Ser católico na Tailândia: graça e responsabilidade
Bianca Fraccalvieri - Bangcoc
A vida de um católico na Tailândia é feita de inúmeros desafios num país de maioria budista: da solidão, por às vezes não poder compartilhar a fé com uma comunidade, mas também do amadurecimento e do crescimento da própria espiritualidade que essa experiência comporta.
Maria Elizabete Ferreira de Souza é xaveriana, da arquidiocese de Londrina, e mora desde 2009 na Tailândia. A congregação tem duas comunidades no país: uma em Bangcoc e outra no norte, na província de Nan, perto do Laos.
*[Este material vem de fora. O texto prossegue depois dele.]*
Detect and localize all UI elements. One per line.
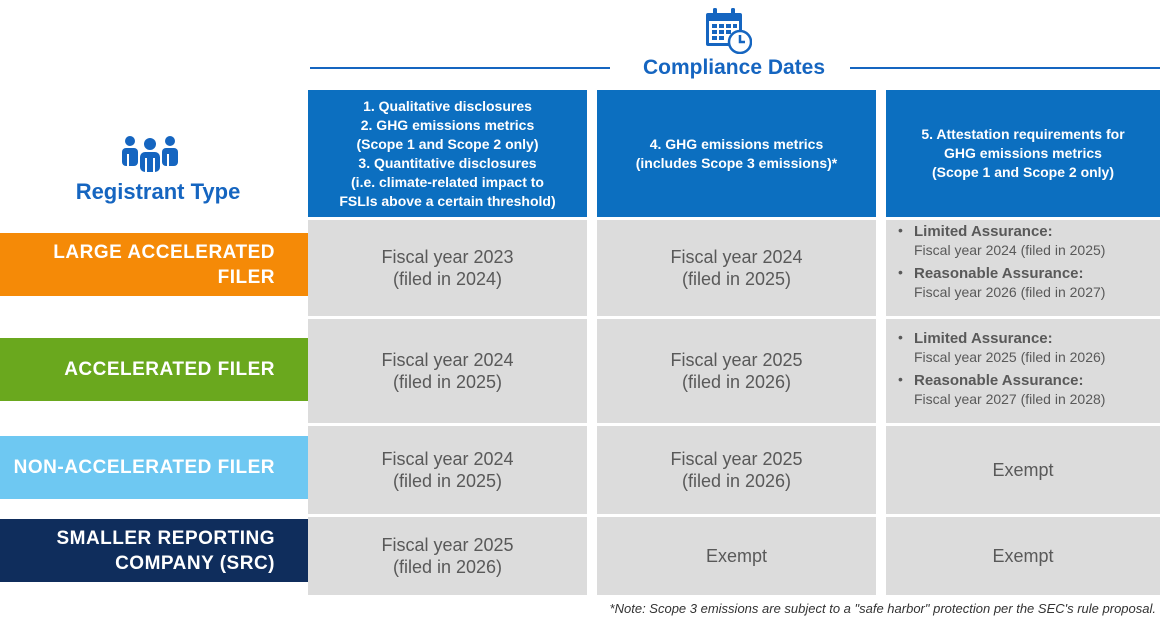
arrow-shape <box>0 519 346 582</box>
cell-large-attestation: • Limited Assurance: Fiscal year 2024 (fil… <box>886 220 1160 316</box>
title-rule-left <box>310 67 610 69</box>
cell-accelerated-col2: Fiscal year 2025 (filed in 2026) <box>597 319 876 423</box>
arrow-shape <box>0 233 346 296</box>
cell-non-accelerated-col2: Fiscal year 2025 (filed in 2026) <box>597 426 876 514</box>
column-header-attestation: 5. Attestation requirements for GHG emis… <box>886 90 1160 217</box>
column-header-scope3: 4. GHG emissions metrics (includes Scope… <box>597 90 876 217</box>
column-header-disclosures: 1. Qualitative disclosures 2. GHG emissi… <box>308 90 587 217</box>
compliance-dates-header: Compliance Dates <box>310 0 1160 90</box>
registrant-type-title: Registrant Type <box>75 179 241 204</box>
list-item: • Reasonable Assurance: Fiscal year 2027 (… <box>898 371 1106 407</box>
cell-src-col1: Fiscal year 2025 (filed in 2026) <box>308 517 587 595</box>
cell-large-col1: Fiscal year 2023 (filed in 2024) <box>308 220 587 316</box>
list-item: • Limited Assurance: Fiscal year 2025 (fil… <box>898 329 1106 365</box>
people-group-icon <box>122 136 178 172</box>
cell-non-accelerated-col1: Fiscal year 2024 (filed in 2025) <box>308 426 587 514</box>
cell-src-attestation: Exempt <box>886 517 1160 595</box>
cell-src-col2: Exempt <box>597 517 876 595</box>
title-rule-right <box>850 67 1160 69</box>
cell-accelerated-col1: Fiscal year 2024 (filed in 2025) <box>308 319 587 423</box>
cell-non-accelerated-attestation: Exempt <box>886 426 1160 514</box>
cell-large-col2: Fiscal year 2024 (filed in 2025) <box>597 220 876 316</box>
footnote: *Note: Scope 3 emissions are subject to … <box>609 601 1156 616</box>
calendar-clock-icon <box>706 8 752 54</box>
list-item: • Limited Assurance: Fiscal year 2024 (fil… <box>898 222 1106 258</box>
cell-accelerated-attestation: • Limited Assurance: Fiscal year 2025 (fil… <box>886 319 1160 423</box>
arrow-shape <box>0 436 346 499</box>
arrow-shape <box>0 338 346 401</box>
list-item: • Reasonable Assurance: Fiscal year 2026 (… <box>898 264 1106 300</box>
page-title: Compliance Dates <box>310 56 1158 80</box>
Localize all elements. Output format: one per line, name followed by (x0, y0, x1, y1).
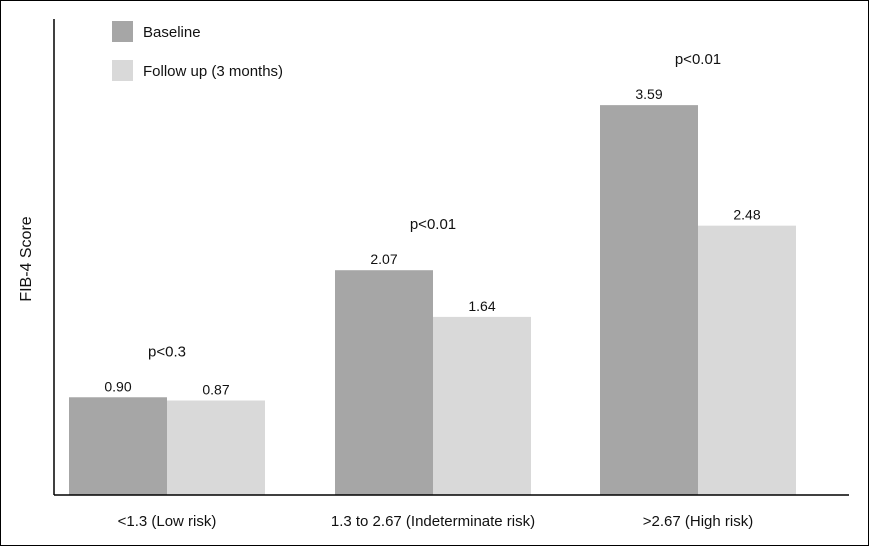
data-label-baseline-3: 3.59 (635, 86, 662, 102)
bar-baseline-1 (69, 397, 167, 495)
p-value-annotation-1: p<0.3 (148, 343, 186, 360)
p-value-annotation-3: p<0.01 (675, 51, 721, 68)
x-tick-label-2: 1.3 to 2.67 (Indeterminate risk) (331, 513, 535, 530)
data-label-follow-up-3-months-3: 2.48 (733, 207, 760, 223)
bar-baseline-2 (335, 270, 433, 495)
data-label-baseline-2: 2.07 (370, 251, 397, 267)
bar-follow-up-3-months-2 (433, 316, 531, 495)
bar-follow-up-3-months-3 (698, 225, 796, 495)
legend: Baseline Follow up (3 months) (112, 21, 283, 81)
legend-label-followup: Follow up (3 months) (143, 63, 283, 80)
data-label-baseline-1: 0.90 (104, 378, 131, 394)
bar-follow-up-3-months-1 (167, 400, 265, 495)
legend-swatch-baseline (112, 21, 133, 42)
bar-baseline-3 (600, 105, 698, 495)
legend-swatch-followup (112, 60, 133, 81)
data-label-follow-up-3-months-1: 0.87 (202, 382, 229, 398)
legend-label-baseline: Baseline (143, 24, 201, 41)
data-label-follow-up-3-months-2: 1.64 (468, 298, 495, 314)
x-tick-label-3: >2.67 (High risk) (643, 513, 753, 530)
p-value-annotation-2: p<0.01 (410, 216, 456, 233)
x-tick-label-1: <1.3 (Low risk) (118, 513, 217, 530)
y-axis-label: FIB-4 Score (18, 216, 35, 301)
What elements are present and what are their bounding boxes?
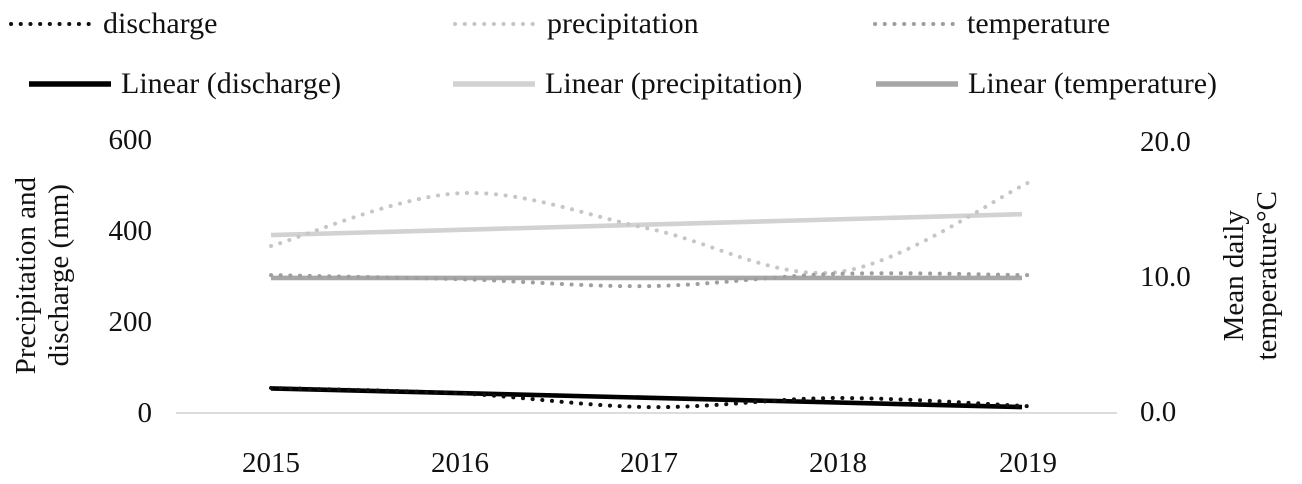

Nesta província (que corresponde a um Estado brasileiro), há uma só paróquia, que abrange uma vasta região de cerca de 300 vilarejos. Na cidadezinha sede da paróquia, não há sequer um único católico: há somente o pároco, redentorista, e quatro irmãs. Neste contexto, as missionárias vivem o carisma do primeiro anúncio:
“A gente vive a vida do povo: a gente participa dos funerais, da vida e da morte, do nascimento, do casamento. E a evangelização passa não através das palestras, de encontros, porque o número de cristãos é muito disperso numa região muito vasta. E quando a gente vai visitar um doente, uma criança com deficiência, eles perguntam: ‘Ué, por que essa pessoa veio visitar esta pessoa?’. Porque a religião predominante é o budismo, eles acreditam no carma. E na crença do carma, aquela pessoa nasceu daquele jeito porque ela está pagando o carma, porque na outra vida foi ruim. Nós não acreditamos nisso. Acreditamos que aquele filho, aquela criança, aquele jovem, aquele senhor, é filho de Deus, amado de Deus, não é um condenado. E para eles, visitar essas pessoas, levá-las ao hospital, é tempo perdido. ‘Para quê? É o carma dele.’ E a gente não, a gente não acredita nisso e tenta recuperar a pessoa no seu todo: no físico e também no espírito.”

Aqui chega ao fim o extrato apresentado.